Pistachios Surprise: Pistachios have the highest amount of melatonin of any food — and melatonin affects more than just your sleep. “Melatonin is the critical antioxidant in mitochondria themselves,” says Dr. Gundry. “Damaged mitochondria are a major stimulus of inflammation and activation of our immune system.” A handful a day just might keep the inflammation away.
Pineapple This tropical fruit is high in bromelain, which has anti-inflammatory properties, as well as anti-cancer and antimicrobial effects, says nurse practitioner Erin Mewshaw, NP, of New York Center for Innovative Medicine. Since heat destroys bromelain, pineapple is best eaten raw a few times a week.
Alliums This family of vegetables — including garlic, scallions, onions and leeks — contains functional components that reduce inflammation and prevent chronic disease. “They also contain a variety of organic sulfur compounds that provide health benefits as well as a range of flavonoids,” says Abbie Gellman, registered dietitian and chef at the Institute of Culinary Education.

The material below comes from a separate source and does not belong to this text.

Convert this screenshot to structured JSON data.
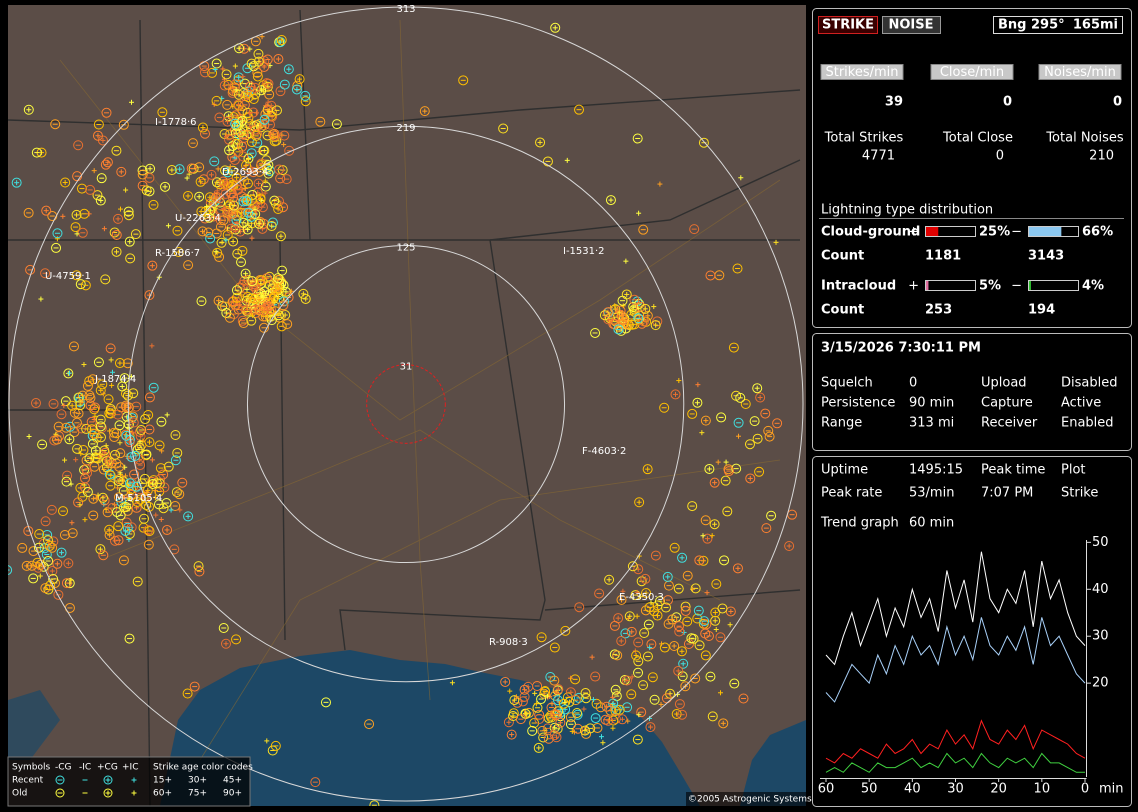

Strive for three to five servings a week, and while they can be eaten raw, alliums tend to be more palatable when cooked.
Ginger Ginger can do it all: decrease inflammation, reduce pain, fight free radicals, prevent cancer, and lower blood glucose, says Mewshaw. Enjoy ginger raw, cooked or boiled into a tea a couple times a week.
Green Tea “Fighting inflammation is one of the most notable health benefits of green tea,” says Gellman. “Green tea contains many polyphenolic compounds, which can interfere with inflammatory pathways to lower inflammation.” One cup each morning is a great way to start your day — plus, you’ll get a nice caffeine boost without the jitters coffee can cause.
Crucifers Cruciferous vegetables (think: broccoli, cabbage and cauliflower) include compounds called “glucosinolates,” which Gellman says have anti-inflammatory and anti-cancer effects. “They also improve the body’s ability to detoxify,” she says. Make sure to get your daily dose in a stir-fry, bowl or salad.